Mais tu as quand même un pied dans le milieu, de par ton travail d’écriture.

Oui, c’est un truc qui me plaît. L’écriture de scénarii, les dialogues… J’ai écrit plein de trucs. Dans mon téléphone j’ai plein de court-métrages. Et j’aime beaucoup les dialogues, les punchlines. J’aime ces films à la Audiard où rien que tu écoutes, tu n’as pas besoin de regarder, et tu en prends plein la gueule. J’aime les gros dialogues, et franchement je sais le faire, je sais écrire tout ça. Donc tu n’es pas à l’abri de me voir bientôt faire des conneries sur YouTube.

Même s’il ne s’est pas rien passé, il aura fallu huit ans pour avoir un nouvel album de ta part.
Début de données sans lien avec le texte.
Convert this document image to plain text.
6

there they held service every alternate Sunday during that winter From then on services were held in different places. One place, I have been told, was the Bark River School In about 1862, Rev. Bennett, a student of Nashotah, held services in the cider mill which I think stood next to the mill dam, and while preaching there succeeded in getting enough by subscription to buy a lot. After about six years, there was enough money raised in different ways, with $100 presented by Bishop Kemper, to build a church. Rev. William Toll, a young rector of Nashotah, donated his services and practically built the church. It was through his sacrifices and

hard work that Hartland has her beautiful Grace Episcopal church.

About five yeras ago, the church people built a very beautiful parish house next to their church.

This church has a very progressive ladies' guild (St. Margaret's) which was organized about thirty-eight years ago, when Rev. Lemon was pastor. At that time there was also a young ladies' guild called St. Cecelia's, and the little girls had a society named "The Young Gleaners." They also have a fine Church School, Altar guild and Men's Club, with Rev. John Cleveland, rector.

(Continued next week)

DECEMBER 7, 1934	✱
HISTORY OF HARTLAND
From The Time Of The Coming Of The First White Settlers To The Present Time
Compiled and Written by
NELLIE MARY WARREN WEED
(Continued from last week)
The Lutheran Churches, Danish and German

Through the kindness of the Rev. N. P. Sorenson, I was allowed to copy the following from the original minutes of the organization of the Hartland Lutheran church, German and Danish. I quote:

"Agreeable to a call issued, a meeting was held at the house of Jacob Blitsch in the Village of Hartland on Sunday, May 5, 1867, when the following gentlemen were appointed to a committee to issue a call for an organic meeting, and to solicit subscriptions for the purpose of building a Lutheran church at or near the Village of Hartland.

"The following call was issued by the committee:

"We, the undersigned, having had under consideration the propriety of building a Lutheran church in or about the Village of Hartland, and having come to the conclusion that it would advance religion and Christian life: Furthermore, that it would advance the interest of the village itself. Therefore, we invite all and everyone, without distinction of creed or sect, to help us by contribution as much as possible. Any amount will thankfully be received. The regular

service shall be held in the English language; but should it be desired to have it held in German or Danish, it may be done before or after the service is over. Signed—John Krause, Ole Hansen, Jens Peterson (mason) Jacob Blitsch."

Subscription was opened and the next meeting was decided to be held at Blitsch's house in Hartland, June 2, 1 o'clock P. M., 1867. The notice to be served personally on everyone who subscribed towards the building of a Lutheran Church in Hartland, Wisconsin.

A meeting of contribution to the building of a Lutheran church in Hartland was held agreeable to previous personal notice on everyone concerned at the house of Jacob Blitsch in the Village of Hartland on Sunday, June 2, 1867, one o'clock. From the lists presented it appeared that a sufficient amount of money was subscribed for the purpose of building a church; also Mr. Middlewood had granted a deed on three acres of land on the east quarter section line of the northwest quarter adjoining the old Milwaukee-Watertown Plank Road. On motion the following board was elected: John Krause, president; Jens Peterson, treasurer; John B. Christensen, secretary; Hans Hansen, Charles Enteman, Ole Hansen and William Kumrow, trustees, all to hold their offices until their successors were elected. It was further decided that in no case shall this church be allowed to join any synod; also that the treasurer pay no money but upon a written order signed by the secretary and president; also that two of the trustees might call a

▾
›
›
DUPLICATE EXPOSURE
Si on ne veut parler que de solo oui. Et d’ailleurs c’est inexplicable. Quand je réfléchis à ça je n’arrive pas à trouver d’explication viable. Je ne sais pas. (rires) Mais je ne suis pas resté à glander : j’ai fait des albums en duo, en groupe, des EP. En tout cas je suis sur cet album depuis deux, trois piges. Et puis le fait d’avoir signé dans un label m’a amené d’autres choses, mais m’a aussi freiné puisque que je ne suis plus tout seul à décider. En vérité, si ça ne tenait qu’à moi, l’album serait déjà sorti, et ce ne serait pas forcément une bonne chose.
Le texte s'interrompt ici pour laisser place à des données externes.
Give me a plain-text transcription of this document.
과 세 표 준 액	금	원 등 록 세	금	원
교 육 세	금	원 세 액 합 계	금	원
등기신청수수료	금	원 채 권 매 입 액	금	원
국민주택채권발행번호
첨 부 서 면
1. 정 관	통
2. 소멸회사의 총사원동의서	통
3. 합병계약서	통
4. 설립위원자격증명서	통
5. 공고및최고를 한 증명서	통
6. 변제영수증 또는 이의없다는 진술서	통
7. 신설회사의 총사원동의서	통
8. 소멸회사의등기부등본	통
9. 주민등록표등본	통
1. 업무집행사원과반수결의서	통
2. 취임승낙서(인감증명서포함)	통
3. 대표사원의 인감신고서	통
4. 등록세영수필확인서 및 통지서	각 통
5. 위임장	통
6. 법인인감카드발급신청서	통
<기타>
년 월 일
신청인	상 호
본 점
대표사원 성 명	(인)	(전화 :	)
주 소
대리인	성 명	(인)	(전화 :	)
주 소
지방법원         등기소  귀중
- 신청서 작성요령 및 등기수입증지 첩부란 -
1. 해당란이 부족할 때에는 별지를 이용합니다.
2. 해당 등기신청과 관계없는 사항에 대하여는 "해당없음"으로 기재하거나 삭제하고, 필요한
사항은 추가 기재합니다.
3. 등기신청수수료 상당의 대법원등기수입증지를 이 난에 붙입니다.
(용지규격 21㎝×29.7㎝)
Pour Testa Nera, tu avais dit que ce serait ton dernier album, je n’ai pas l’impression que tu le diras sur cet album.

Même si la flamme n’était pas éteinte, je l’ai dit sur « Fin 2012 », le dernier morceau que j’ai écrit pour Testa Nera. Je crois que je ne me suis jamais autant pris la tête sur un morceau que pour « Fin 2012 ». A la fin de ce morceau je suis complètement lessivé, je n’en peux plus, je me demande : « Je me casse la tête, mais pour quoi ? ». A l’époque il n’y avait pas plus d’engouement que ça autour de moi, et j’avais l’impression de travailler dans le vent. Je me disais « passe à autre chose, va prendre ton argent ailleurs. » J’ai eu cette réflexion-là, et je l’ai dit dans le morceau. Aujourd’hui, quand je le rappe sur scène, je croise les doigts quand je dis ça. « Mensonge ». Je ne pourrais rien faire d’autre en fait. Il y en a qui annoncent leur retraite vingt fois, moi je me suis fourvoyé une fois, et je ne le referai pas. La prochaine fois que je dirai ça je disparaîtrai pour de bon.

Ceux qui sont partis pour de bon, comme Salif ou Fabe par exemple, ne l’ont pas crié sur les toits.
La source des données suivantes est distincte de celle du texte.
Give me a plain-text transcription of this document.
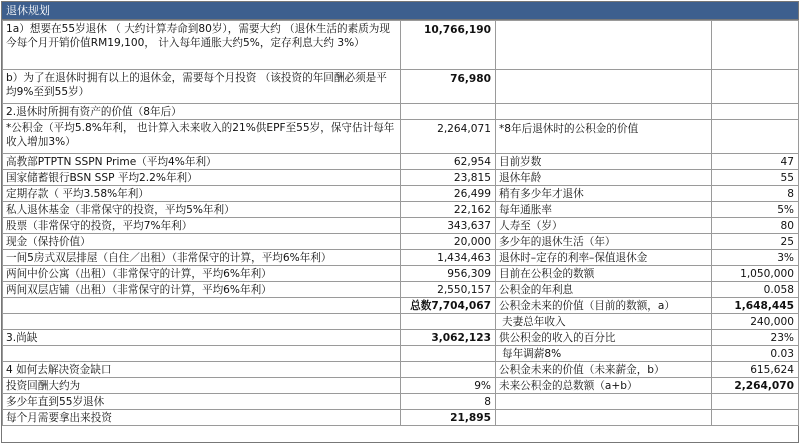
退休规划
1a）想要在55岁退休 （ 大约计算寿命到80岁），需要大约 （退休生活的素质为现今每个月开销价值RM19,100， 计入每年通胀大约5%，定存利息大约 3%）	10,766,190		
b）为了在退休时拥有以上的退休金，需要每个月投资 （该投资的年回酬必须是平均9%至到55岁）	76,980		
2.退休时所拥有资产的价值（8年后）			
*公积金（平均5.8%年利， 也计算入未来收入的21%供EPF至55岁，保守估计每年收入增加3%）	2,264,071	*8年后退休时的公积金的价值	
高教部PTPTN SSPN Prime（平均4%年利）	62,954	目前岁数	47
国家储蓄银行BSN SSP 平均2.2%年利）	23,815	退休年龄	55
定期存款（ 平均3.58%年利）	26,499	稍有多少年才退休	8
私人退休基金（非常保守的投资，平均5%年利）	22,162	每年通胀率	5%
股票（非常保守的投资，平均7%年利）	343,637	人寿至（岁）	80
现金（保持价值）	20,000	多少年的退休生活（年）	25
一间5房式双层排屋（自住／出租）（非常保守的计算，平均6%年利）	1,434,463	退休时–定存的利率–保值退休金	3%
两间中价公寓（出租）（非常保守的计算，平均6%年利）	956,309	目前在公积金的数额	1,050,000
两间双层店铺（出租）（非常保守的计算，平均6%年利）	2,550,157	公积金的年利息	0.058
	总数7,704,067	公积金未来的价值（目前的数额，a）	1,648,445
		夫妻总年收入	240,000
3.尚缺	3,062,123	供公积金的收入的百分比	23%
		每年调薪8%	0.03
4 如何去解决资金缺口		公积金未来的价值（未来薪金，b）	615,624
投资回酬大约为	9%	未来公积金的总数额（a+b）	2,264,070
多少年直到55岁退休	8		
每个月需要拿出来投资	21,895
Exactement. Après, si moi je faisais ça, je le verrais comme un manque de respect pour tous ceux qui m’aiment et qui attendent un nouvel album de ma part. C’est un choix personnel, chacun fait vraiment comme il veut, mais moi je ferai ça très solennellement. Quand je partirai, je ferai un joli truc je pense. Une belle voix off qui raconte des trucs, un morceau d’enculé derrière, et basta. Mais franchement on n’en est vraiment pas là parce que je suis en feu, je n’arrête pas d’écrire, je suis toujours en train de composer. Depuis que j’ai arrêté de fumer c’est deux fois pire en plus. Ce qui pourra m’arrêter, ce sera l’âge et les années.